The Philippines saw a growth in its outstanding external debt in the first quarter of 2025, based on preliminary data from the Bangko Sentral ng Pilipinas (BSP).

External debt, which includes all borrowings by Philippine residents from non-residents, increased by 14% year-on-year to reach $146.75 billion by the end of March. This amount is equivalent to 31.5% of the country’s GDP. Despite a 29.8% increase from the previous quarter, the BSP mentioned that the debt levels still indicate the country's ability to meet its obligations.
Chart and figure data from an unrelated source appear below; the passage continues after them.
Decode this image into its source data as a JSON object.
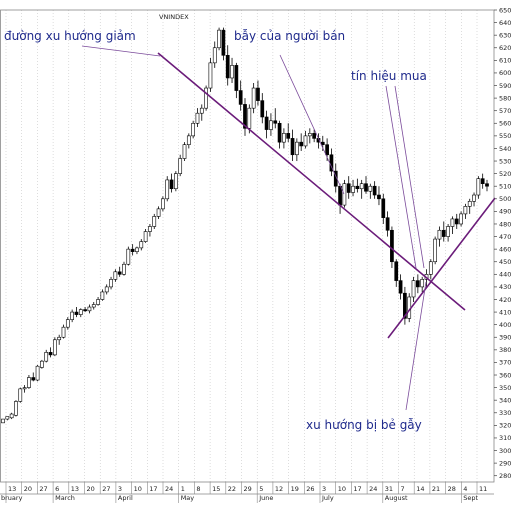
{
  "chart_data": {
    "type": "candlestick",
    "title": "VNINDEX",
    "ylim": [
      275,
      650
    ],
    "yticks": [
      280,
      290,
      300,
      310,
      320,
      330,
      340,
      350,
      360,
      370,
      380,
      390,
      400,
      410,
      420,
      430,
      440,
      450,
      460,
      470,
      480,
      490,
      500,
      510,
      520,
      530,
      540,
      550,
      560,
      570,
      580,
      590,
      600,
      610,
      620,
      630,
      640,
      650
    ],
    "x_day_ticks": [
      "13",
      "20",
      "27",
      "6",
      "13",
      "20",
      "27",
      "3",
      "10",
      "17",
      "24",
      "1",
      "8",
      "15",
      "22",
      "29",
      "5",
      "12",
      "19",
      "26",
      "3",
      "10",
      "17",
      "24",
      "31",
      "7",
      "14",
      "21",
      "28",
      "4",
      "11"
    ],
    "x_month_labels": [
      {
        "label": "bruary",
        "tick_index": 0
      },
      {
        "label": "March",
        "tick_index": 3
      },
      {
        "label": "April",
        "tick_index": 7
      },
      {
        "label": "May",
        "tick_index": 11
      },
      {
        "label": "June",
        "tick_index": 16
      },
      {
        "label": "July",
        "tick_index": 20
      },
      {
        "label": "August",
        "tick_index": 24
      },
      {
        "label": "Sept",
        "tick_index": 29
      }
    ],
    "series": [
      {
        "values": [
          [
            322,
            325,
            322,
            325
          ],
          [
            325,
            327,
            324,
            327
          ],
          [
            326,
            330,
            325,
            329
          ],
          [
            328,
            340,
            327,
            339
          ],
          [
            339,
            350,
            338,
            349
          ],
          [
            349,
            352,
            346,
            350
          ],
          [
            350,
            360,
            349,
            358
          ],
          [
            358,
            362,
            355,
            356
          ],
          [
            356,
            368,
            355,
            367
          ],
          [
            366,
            372,
            365,
            371
          ],
          [
            371,
            380,
            370,
            378
          ],
          [
            378,
            382,
            374,
            376
          ],
          [
            376,
            390,
            375,
            388
          ],
          [
            388,
            392,
            384,
            390
          ],
          [
            390,
            400,
            389,
            398
          ],
          [
            398,
            406,
            396,
            404
          ],
          [
            404,
            412,
            402,
            410
          ],
          [
            410,
            414,
            406,
            408
          ],
          [
            408,
            413,
            406,
            412
          ],
          [
            412,
            414,
            410,
            411
          ],
          [
            411,
            416,
            409,
            414
          ],
          [
            414,
            418,
            412,
            416
          ],
          [
            416,
            422,
            415,
            420
          ],
          [
            420,
            428,
            419,
            426
          ],
          [
            426,
            432,
            424,
            430
          ],
          [
            430,
            438,
            428,
            436
          ],
          [
            436,
            444,
            434,
            442
          ],
          [
            442,
            446,
            438,
            440
          ],
          [
            440,
            450,
            439,
            448
          ],
          [
            448,
            462,
            447,
            460
          ],
          [
            460,
            464,
            455,
            458
          ],
          [
            458,
            462,
            456,
            461
          ],
          [
            461,
            468,
            459,
            466
          ],
          [
            466,
            476,
            465,
            474
          ],
          [
            474,
            480,
            470,
            478
          ],
          [
            478,
            488,
            476,
            486
          ],
          [
            486,
            494,
            484,
            492
          ],
          [
            492,
            502,
            490,
            500
          ],
          [
            500,
            518,
            498,
            515
          ],
          [
            515,
            520,
            505,
            508
          ],
          [
            508,
            522,
            506,
            520
          ],
          [
            520,
            535,
            518,
            532
          ],
          [
            532,
            545,
            530,
            543
          ],
          [
            543,
            552,
            540,
            550
          ],
          [
            550,
            562,
            548,
            560
          ],
          [
            560,
            572,
            557,
            568
          ],
          [
            568,
            575,
            562,
            572
          ],
          [
            572,
            590,
            570,
            588
          ],
          [
            588,
            612,
            585,
            608
          ],
          [
            608,
            625,
            604,
            620
          ],
          [
            620,
            636,
            618,
            634
          ],
          [
            634,
            636,
            610,
            614
          ],
          [
            614,
            622,
            590,
            596
          ],
          [
            596,
            612,
            592,
            606
          ],
          [
            606,
            608,
            580,
            586
          ],
          [
            586,
            594,
            570,
            575
          ],
          [
            575,
            580,
            550,
            556
          ],
          [
            556,
            575,
            552,
            572
          ],
          [
            572,
            592,
            568,
            588
          ],
          [
            588,
            594,
            574,
            578
          ],
          [
            578,
            584,
            560,
            565
          ],
          [
            565,
            570,
            548,
            555
          ],
          [
            555,
            568,
            550,
            562
          ],
          [
            562,
            572,
            556,
            560
          ],
          [
            560,
            562,
            540,
            545
          ],
          [
            545,
            556,
            540,
            552
          ],
          [
            552,
            560,
            545,
            548
          ],
          [
            548,
            555,
            530,
            535
          ],
          [
            535,
            548,
            530,
            545
          ],
          [
            545,
            552,
            538,
            542
          ],
          [
            542,
            554,
            540,
            550
          ],
          [
            550,
            556,
            544,
            552
          ],
          [
            552,
            555,
            545,
            548
          ],
          [
            548,
            552,
            540,
            545
          ],
          [
            545,
            550,
            538,
            543
          ],
          [
            543,
            548,
            530,
            535
          ],
          [
            535,
            540,
            518,
            522
          ],
          [
            522,
            528,
            505,
            510
          ],
          [
            510,
            512,
            488,
            495
          ],
          [
            495,
            515,
            493,
            512
          ],
          [
            512,
            518,
            500,
            505
          ],
          [
            505,
            515,
            502,
            510
          ],
          [
            510,
            516,
            505,
            508
          ],
          [
            508,
            515,
            500,
            512
          ],
          [
            512,
            518,
            504,
            506
          ],
          [
            506,
            512,
            500,
            510
          ],
          [
            510,
            514,
            500,
            503
          ],
          [
            503,
            510,
            495,
            500
          ],
          [
            500,
            504,
            480,
            485
          ],
          [
            485,
            490,
            470,
            475
          ],
          [
            475,
            478,
            445,
            450
          ],
          [
            450,
            452,
            430,
            435
          ],
          [
            435,
            440,
            420,
            425
          ],
          [
            425,
            430,
            400,
            405
          ],
          [
            405,
            425,
            402,
            422
          ],
          [
            422,
            438,
            418,
            435
          ],
          [
            435,
            440,
            425,
            430
          ],
          [
            430,
            438,
            426,
            436
          ],
          [
            436,
            444,
            430,
            440
          ],
          [
            440,
            452,
            436,
            450
          ],
          [
            450,
            470,
            448,
            468
          ],
          [
            468,
            478,
            462,
            475
          ],
          [
            475,
            482,
            466,
            470
          ],
          [
            470,
            480,
            466,
            478
          ],
          [
            478,
            486,
            472,
            484
          ],
          [
            484,
            488,
            476,
            480
          ],
          [
            480,
            490,
            478,
            488
          ],
          [
            488,
            496,
            484,
            494
          ],
          [
            494,
            500,
            488,
            498
          ],
          [
            498,
            505,
            494,
            503
          ],
          [
            503,
            518,
            500,
            516
          ],
          [
            516,
            520,
            508,
            512
          ],
          [
            512,
            515,
            506,
            510
          ]
        ]
      }
    ]
  },
  "annotations": {
    "downtrend": "đường xu hướng giảm",
    "sellers_trap": "bẫy của người bán",
    "buy_signal": "tín hiệu mua",
    "trend_broken": "xu hướng bị bẻ gẫy"
  }
}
The short-term external debt of the Philippines, consisting of obligations due within the next year, was recorded at $32.67 billion.

Data from the Bureau of the Treasury revealed that the total debt of the country reached P16.68 trillion as of March-end, with external obligations making up 31.8% of the total debt stock.

The BSP attributed the rise in external obligations to the national government's fundraising efforts to support infrastructure projects and other budgetary needs. The government raised $5.06 billion through global bonds issuance and loans from foreign development institutions. Local banks also tapped into offshore markets for short-term financing during the first quarter.

In terms of debt servicing, the Philippines' debt service ratio decreased from 9% in Q1 2025 to 8.4% a year later. This ratio measures the country's foreign exchange earnings' sufficiency to meet maturing obligations.

The growth in external debt was primarily driven by the national government's $7.83 billion bond issuances and local banks' borrowings of $6.14 billion. The BSP noted that the country's gross international reserves (GIR) amounting to $106.67 billion provide 3.27 times cover for short-term obligations.

The GIR represents the BSP's foreign assets, mainly held as investments in foreign-issued securities, foreign exchange, and monetary gold. A sufficient GIR level can finance at least three months' worth of the country's imports, services payments, and primary income. It should also cover at least 100% of the foreign debt payments due within the next 12 months.

The Philippine government plans to borrow P2.55 trillion this year, with P507 billion coming from external sources.